The whole thing could be written as an Action. See the seminar on Jan 19th.


Thom Parker
The source for PDF Scripting Info
www.pdfscripting.com
Very Important - How to Debug Your Script

JusticeBanker
Registered: Dec 31 2010
Posts: 2
Thanks for your reply. Obviously, I had been misinformed. We have multi-function copier/printer/scanners that deliver scanned documents, duplexed with many blank pages, as PDF via email. What I was told is that the latest version of Acrobat could detect and delete a configurable level of text or images, i.e. if a page has less than a certain amount of 'stuff' it is blank and should be deleted. After a bit of research on my part it seems this was a bunch of hooey. I will look into creating an Action that will improve our process. Thanks.
CPA texas
Registered: Feb 6 2011
Posts: 1
I have not found that feature either but Fujisiu scanners now have scansnap software that will do this for you
user13
Registered: Aug 3 2011
Posts: 3
JusticeBanker - We are looking to do the same thing. We don't have programming/scripting skills but was wondering if you found a way to create an action for this. Thom, I've tried using the script below without success and was wondering if you could help? Thank you in advance.
try {
// save a copy of original document
var newName = this.path;
var filename = newName.replace(".pdf","_Original.pdf");
this.saveAs(filename);
for (var i = 0; i < this.numPages; i++)
{
numWords = this.getPageNumWords(i);
if (numWords == 0)
{
// this page has no text, delete it
this.deletePages(i,i);
}
}
}
catch(e)
{
app.alert(e);
}
thomp
Expert
Registered: Feb 15 2006
Posts: 4411
What do you mean, "without success"? did it delete all the pages, no pages, or just some wrong ones?

before a scanned document can be tested for content it has to be OCR'd. Were the PDFs OCR'd. OCR often interprets speckles as periods and commas, so "getPageNumWords()" will sometimes return a number when there isn't anything on the page. The blank page test should be expanded to look for actual letters on any page that returns a small number.

Thom Parker
The source for PDF Scripting Info
www.pdfscripting.com
Very Important - How to Debug Your Script

user13
Registered: Aug 3 2011
Posts: 3
Hi Thom - I meant that I didn't have success with the script running. I get the error UnsupportedValueError: Value is unsupported. ===> Parameter cPath. Not sure how to set the cPath up in the script. Sorry, I'm NOT a programmer and found the script online. Just trying to play around and figure out how to test it and see if we can even use it. I've tried using the script debugger following your tutorial (http://acrobatusers.com/tutorials/how-debug-your-script) but also get the script as being undefined. Thank you for your rapid response! I will read more and view more tutorials and see if I can figure it out.
thomp
Expert
Registered: Feb 15 2006
Posts: 4411
cPath is the input for the "saveAs" function. It doesn't like your "fileName" parameter. To test out the page delete part of the script you should delete the file save bit.

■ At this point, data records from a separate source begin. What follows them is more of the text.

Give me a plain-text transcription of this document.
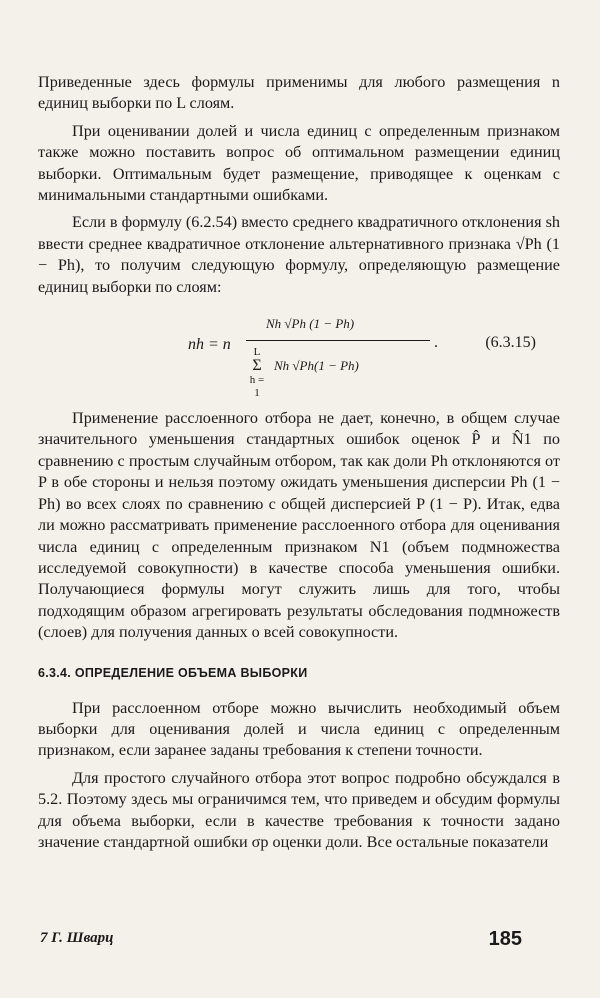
Приведенные здесь формулы применимы для любого размещения n единиц выборки по L слоям.

При оценивании долей и числа единиц с определенным признаком также можно поставить вопрос об оптимальном размещении единиц выборки. Оптимальным будет размещение, приводящее к оценкам с минимальными стандартными ошибками.

Если в формулу (6.2.54) вместо среднего квадратичного отклонения sh ввести среднее квадратичное отклонение альтернативного признака √Ph (1 − Ph), то получим следующую формулу, определяющую размещение единиц выборки по слоям:

nh = n
Nh √Ph (1 − Ph)
L
Σ
h = 1
Nh √Ph(1 − Ph)
.	(6.3.15)

Применение расслоенного отбора не дает, конечно, в общем случае значительного уменьшения стандартных ошибок оценок P̂ и N̂1 по сравнению с простым случайным отбором, так как доли Ph отклоняются от P в обе стороны и нельзя поэтому ожидать уменьшения дисперсии Ph (1 − Ph) во всех слоях по сравнению с общей дисперсией P (1 − P). Итак, едва ли можно рассматривать применение расслоенного отбора для оценивания числа единиц с определенным признаком N1 (объем подмножества исследуемой совокупности) в качестве способа уменьшения ошибки. Получающиеся формулы могут служить лишь для того, чтобы подходящим образом агрегировать результаты обследования подмножеств (слоев) для получения данных о всей совокупности.

6.3.4. ОПРЕДЕЛЕНИЕ ОБЪЕМА ВЫБОРКИ

При расслоенном отборе можно вычислить необходимый объем выборки для оценивания долей и числа единиц с определенным признаком, если заранее заданы требования к степени точности.

Для простого случайного отбора этот вопрос подробно обсуждался в 5.2. Поэтому здесь мы ограничимся тем, что приведем и обсудим формулы для объема выборки, если в качестве требования к точности задано значение стандартной ошибки σp оценки доли. Все остальные показатели

7 Г. Шварц	185
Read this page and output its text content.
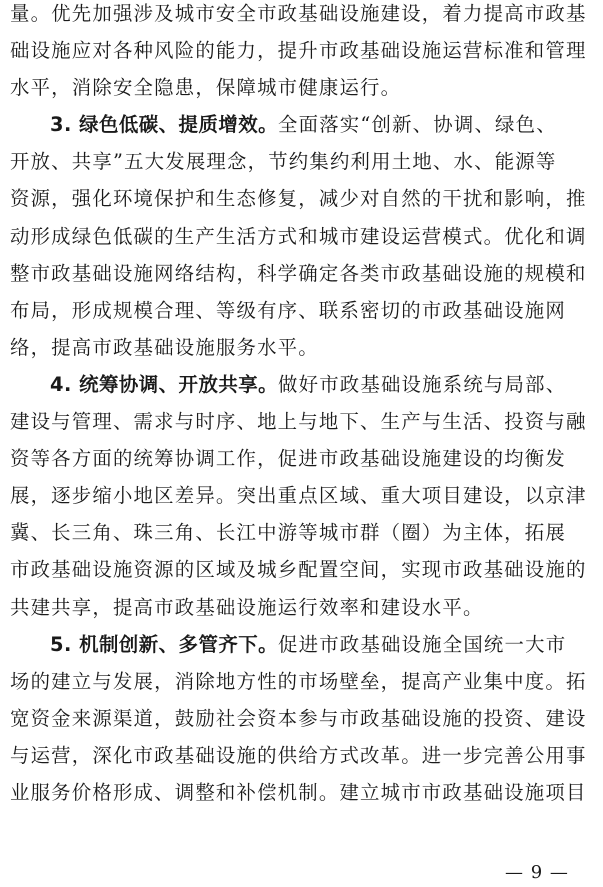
量。优先加强涉及城市安全市政基础设施建设，着力提高市政基
础设施应对各种风险的能力，提升市政基础设施运营标准和管理
水平，消除安全隐患，保障城市健康运行。
3. 绿色低碳、提质增效。全面落实“创新、协调、绿色、
开放、共享”五大发展理念，节约集约利用土地、水、能源等
资源，强化环境保护和生态修复，减少对自然的干扰和影响，推
动形成绿色低碳的生产生活方式和城市建设运营模式。优化和调
整市政基础设施网络结构，科学确定各类市政基础设施的规模和
布局，形成规模合理、等级有序、联系密切的市政基础设施网
络，提高市政基础设施服务水平。
4. 统筹协调、开放共享。做好市政基础设施系统与局部、
建设与管理、需求与时序、地上与地下、生产与生活、投资与融
资等各方面的统筹协调工作，促进市政基础设施建设的均衡发
展，逐步缩小地区差异。突出重点区域、重大项目建设，以京津
冀、长三角、珠三角、长江中游等城市群（圈）为主体，拓展
市政基础设施资源的区域及城乡配置空间，实现市政基础设施的
共建共享，提高市政基础设施运行效率和建设水平。
5. 机制创新、多管齐下。促进市政基础设施全国统一大市
场的建立与发展，消除地方性的市场壁垒，提高产业集中度。拓
宽资金来源渠道，鼓励社会资本参与市政基础设施的投资、建设
与运营，深化市政基础设施的供给方式改革。进一步完善公用事
业服务价格形成、调整和补偿机制。建立城市市政基础设施项目
— 9 —
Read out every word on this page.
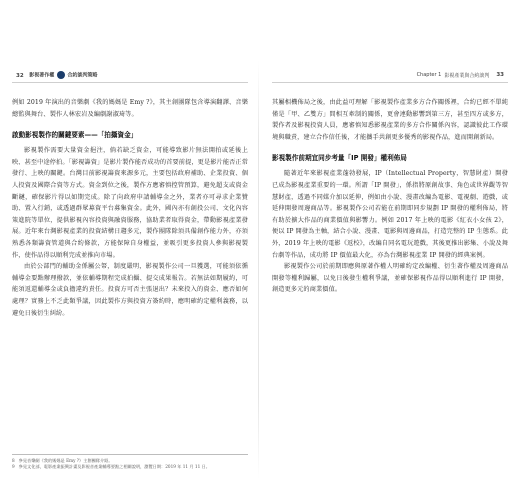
32 影視著作權	合約談判策略

例如 2019 年演出的音樂劇《我的媽媽是 Emy ?》，其主創團隊包含導演翻譯、音樂總監與舞台、製作人林宏岩及編劇謝淑琦等。

啟動影視製作的關鍵要素——「拍攝資金」

影視製作需要大量資金挹注，倘若缺乏資金，可能導致影片無法開拍或延後上映、甚至中途停拍。「影視籌資」是影片製作能否成功的首要前提，更是影片能否正常發行、上映的關鍵。台灣目前影視籌資來源多元，主要包括政府補助、企業投資、個人投資及國際合資等方式。資金到位之後，製作方應審慎控管預算，避免超支或資金斷鏈，確保影片得以如期完成。除了向政府申請輔導金之外，業者亦可尋求企業贊助、置入行銷，或透過群眾募資平台募集資金。此外，國內亦有創投公司、文化內容策進院等單位，提供影視內容投資與融資服務，協助業者取得資金，帶動影視產業發展。近年來台灣影視產業的投資結構日趨多元，製作團隊除須具備創作能力外，亦須熟悉各類籌資管道與合約條款，方能保障自身權益，並吸引更多投資人參與影視製作，使作品得以順利完成並推向市場。

由於公部門的輔助金係屬公帑，制度嚴明，影視製作公司一旦獲選，可能須依循輔導金要點辦理撥款，並依輔導期程完成拍攝、提交成果報告。若無法如期履約，可能須返還輔導金或負擔違約責任。投資方可否主張退出？未來投入的資金、應否如何處理？實務上不乏此類爭議，因此製作方與投資方簽約時，應明確約定權利義務，以避免日後衍生糾紛。

8 參見音樂劇《我的媽媽是 Emy ?》主創團隊介紹。
9 參見文化部，電影產業振興計畫及影視音產業輔導要點之相關說明，瀏覽日期：2019 年 11 月 11 日。
Chapter 1 影視產業與合約談判 33

其屬相機佈局之後，由此益可理解「影視製作產業多方合作關係裡，合約已經不單純僅是「甲、乙雙方」間相互牽制的關係，更會連動影響到第三方，甚至四方或多方，製作者及影視投資人員，應審慎知悉影視產業的多方合作關係內容，認識彼此工作環境與職責，建立合作信任後，才能攜手共創更多優秀的影視作品，進而開創新局。

影視製作前期宜同步考量「IP 開發」權利佈局

隨著近年來影視產業蓬勃發展，IP（Intellectual Property，智慧財產）開發已成為影視產業重要的一環。所謂「IP 開發」，係指將原創故事、角色或世界觀等智慧財產，透過不同媒介加以延伸，例如由小說、漫畫改編為電影、電視劇、遊戲，或延伸開發周邊商品等。影視製作公司若能在前期即同步規劃 IP 開發的權利佈局，將有助於擴大作品的商業價值與影響力。例如 2017 年上映的電影《紅衣小女孩 2》，便以 IP 開發為主軸，結合小說、漫畫、電影與周邊商品，打造完整的 IP 生態系。此外，2019 年上映的電影《返校》，改編自同名電玩遊戲，其後更推出影集、小說及舞台劇等作品，成功將 IP 價值最大化，亦為台灣影視產業 IP 開發的經典案例。

影視製作公司於前期即應與原著作權人明確約定改編權、衍生著作權及周邊商品開發等權利歸屬，以免日後發生權利爭議，並確保影視作品得以順利進行 IP 開發，創造更多元的商業價值。
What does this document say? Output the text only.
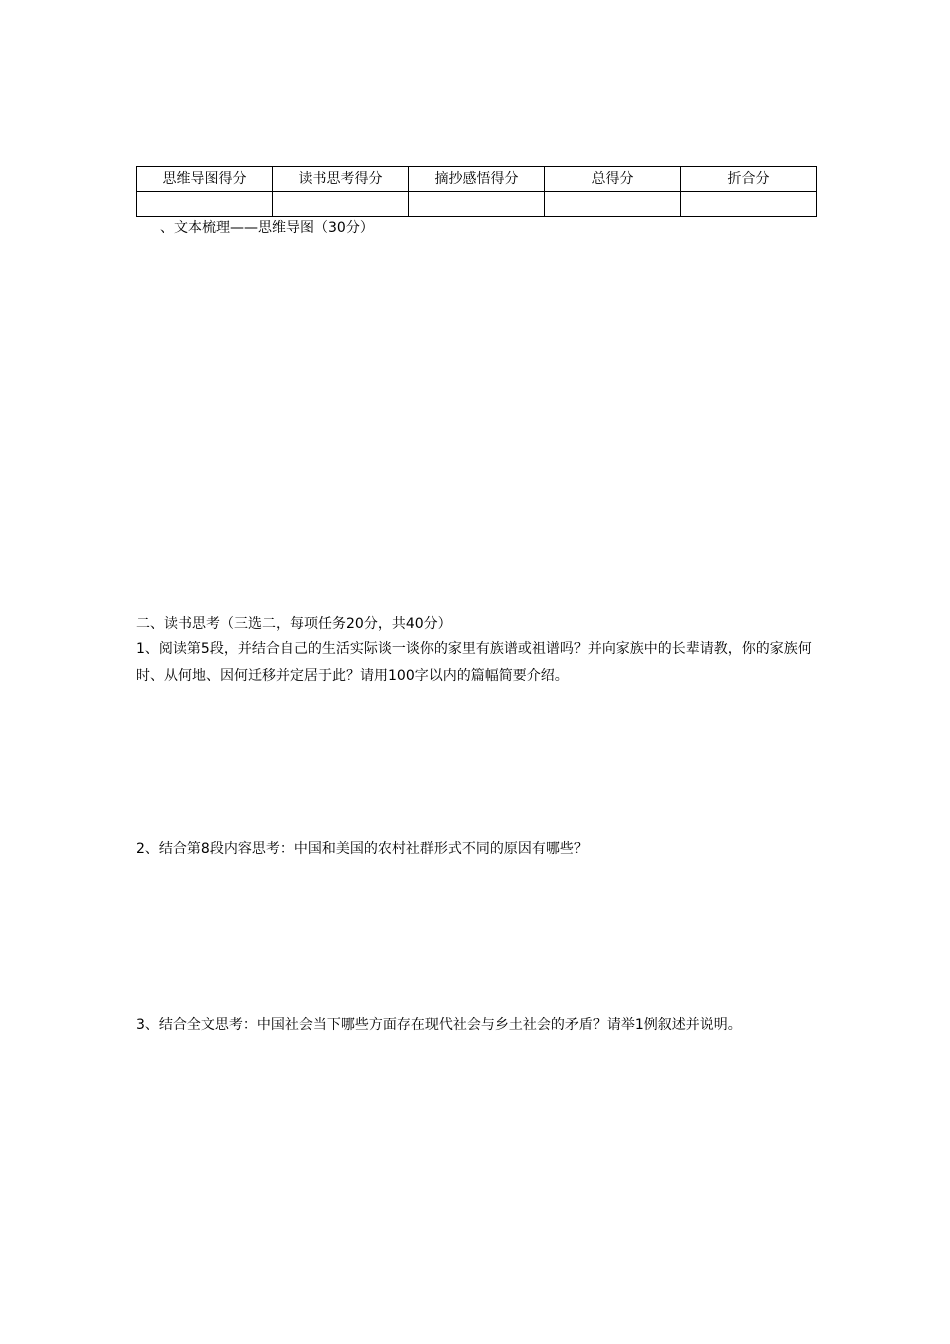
思维导图得分	读书思考得分	摘抄感悟得分	总得分	折合分

、文本梳理——思维导图（30分）

二、读书思考（三选二，每项任务20分，共40分）

1、阅读第5段，并结合自己的生活实际谈一谈你的家里有族谱或祖谱吗？并向家族中的长辈请教，你的家族何时、从何地、因何迁移并定居于此？请用100字以内的篇幅简要介绍。

2、结合第8段内容思考：中国和美国的农村社群形式不同的原因有哪些？

3、结合全文思考：中国社会当下哪些方面存在现代社会与乡土社会的矛盾？请举1例叙述并说明。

The delete loop should be run from the last page. It won't work as written because when it deletes a page the pages all shift down in number, causing the loop to skip the next page in line.

Just try running this code in the console window.

for(var i=this.numPages-1;i>=0;i--)
{
   if(this.getPageNumWords(i)==0)
      this.deletePages(i);
}

Thom Parker
The source for PDF Scripting Info
www.pdfscripting.com
Very Important - How to Debug Your Script

user13
Registered: Aug 3 2011
Posts: 3
You're the best! The script does exactly what we need! Thank you for all your help!